Rather than hiring more “doers,” you might need to attract employees who are good at procuring talent on a project-by-project basis and managing teams across traditional departmental boundaries.
Tomorrow’s best decision-makers could be machines
Projects that might have taken an employee months to analyze and report on can now be done by intelligent machines in a fraction of the time. Machines can crunch massive amounts of data on well sites and geological formations to make recommendations, and do the work objectively without fear of providing an answer that may fly in the face of conventional wisdom.
Cognitive assistants can deliver visual analysis of sites and provide recommendations, which is especially helpful for less experienced talent, whether full-time or being paid through fee arrangements. By using machine learning to reveal insights from large amounts of data, digital platforms are a smart way to deal with the “crew change”—the impending wave of retirements in oil and gas.
What can CIOs do to orchestrate this transformation?

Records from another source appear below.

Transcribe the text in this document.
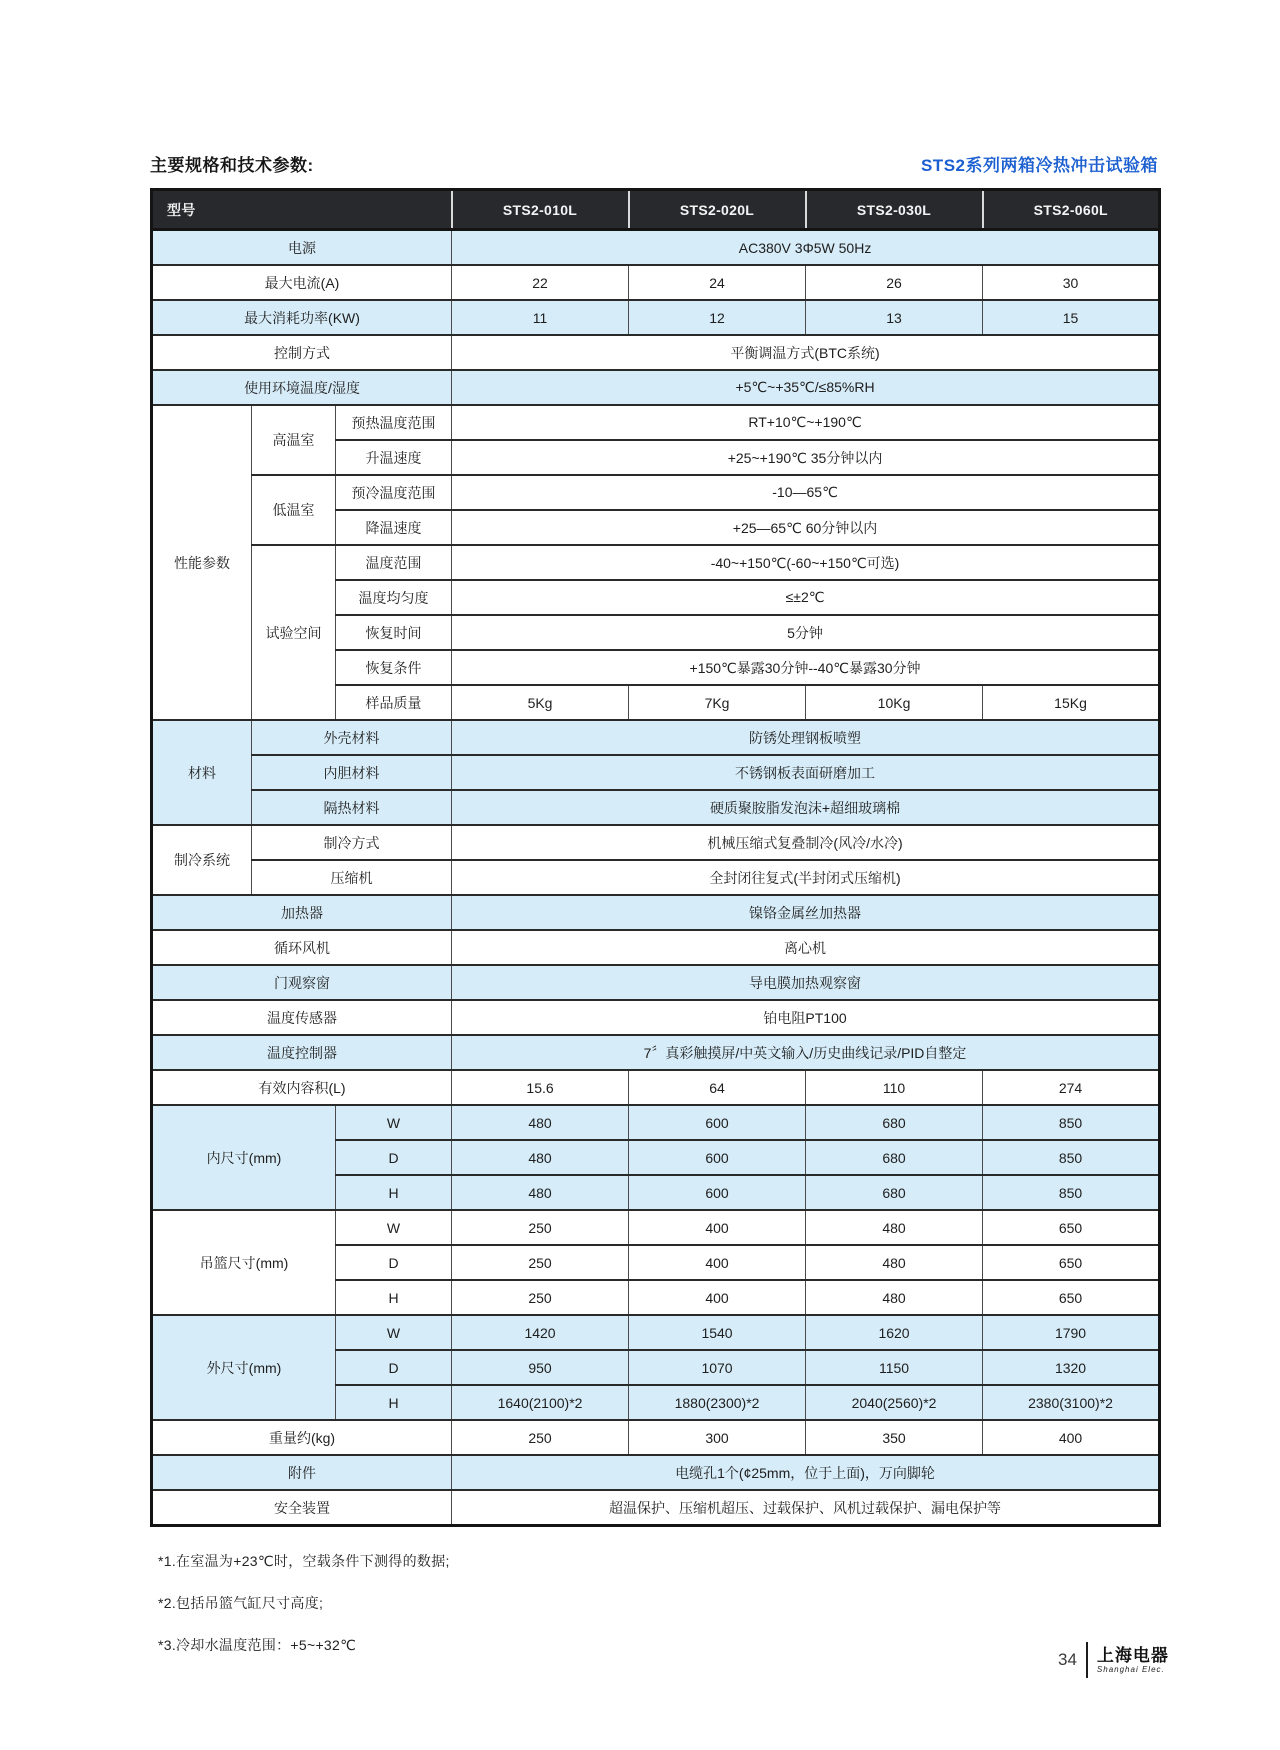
主要规格和技术参数:	STS2系列两箱冷热冲击试验箱
型号			STS2-010L	STS2-020L	STS2-030L	STS2-060L
电源			AC380V 3Φ5W 50Hz			
最大电流(A)			22	24	26	30
最大消耗功率(KW)			11	12	13	15
控制方式			平衡调温方式(BTC系统)			
使用环境温度/湿度			+5℃~+35℃/≤85%RH			
性能参数	高温室	预热温度范围	RT+10℃~+190℃			
		升温速度	+25~+190℃ 35分钟以内			
	低温室	预冷温度范围	-10—65℃			
		降温速度	+25—65℃ 60分钟以内			
	试验空间	温度范围	-40~+150℃(-60~+150℃可选)			
		温度均匀度	≤±2℃			
		恢复时间	5分钟			
		恢复条件	+150℃暴露30分钟--40℃暴露30分钟			
		样品质量	5Kg	7Kg	10Kg	15Kg
材料	外壳材料		防锈处理钢板喷塑			
	内胆材料		不锈钢板表面研磨加工			
	隔热材料		硬质聚胺脂发泡沫+超细玻璃棉			
制冷系统	制冷方式		机械压缩式复叠制冷(风冷/水冷)			
	压缩机		全封闭往复式(半封闭式压缩机)			
加热器			镍铬金属丝加热器			
循环风机			离心机			
门观察窗			导电膜加热观察窗			
温度传感器			铂电阻PT100			
温度控制器			7〞真彩触摸屏/中英文输入/历史曲线记录/PID自整定			
有效内容积(L)			15.6	64	110	274
内尺寸(mm)		W	480	600	680	850
		D	480	600	680	850
		H	480	600	680	850
吊篮尺寸(mm)		W	250	400	480	650
		D	250	400	480	650
		H	250	400	480	650
外尺寸(mm)		W	1420	1540	1620	1790
		D	950	1070	1150	1320
		H	1640(2100)*2	1880(2300)*2	2040(2560)*2	2380(3100)*2
重量约(kg)			250	300	350	400
附件			电缆孔1个(¢25mm，位于上面)，万向脚轮			
安全装置			超温保护、压缩机超压、过载保护、风机过载保护、漏电保护等			
*1.在室温为+23℃时，空载条件下测得的数据;
*2.包括吊篮气缸尺寸高度;
*3.冷却水温度范围：+5~+32℃
34 上海电器
Shanghai Elec.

Start by finding a persuasive sponsor to push the envelope with creative proof-of-concept projects. Don’t be afraid to fail.
Examine current pools of employees, contractors and service suppliers, and envision how digital advances could enable higher-quality outcomes with more flexible networks.
Envision the IT architecture needed to enable an agile, well-connected business.
Work with human resources to consider the breadth and depth of impact.
Measure performance on new projects, try different approaches and build on your successes.
The voices of CIOs are increasingly relevant as executive suites and boardroom lay the foundation for digital, which is transforming companies and entire industries.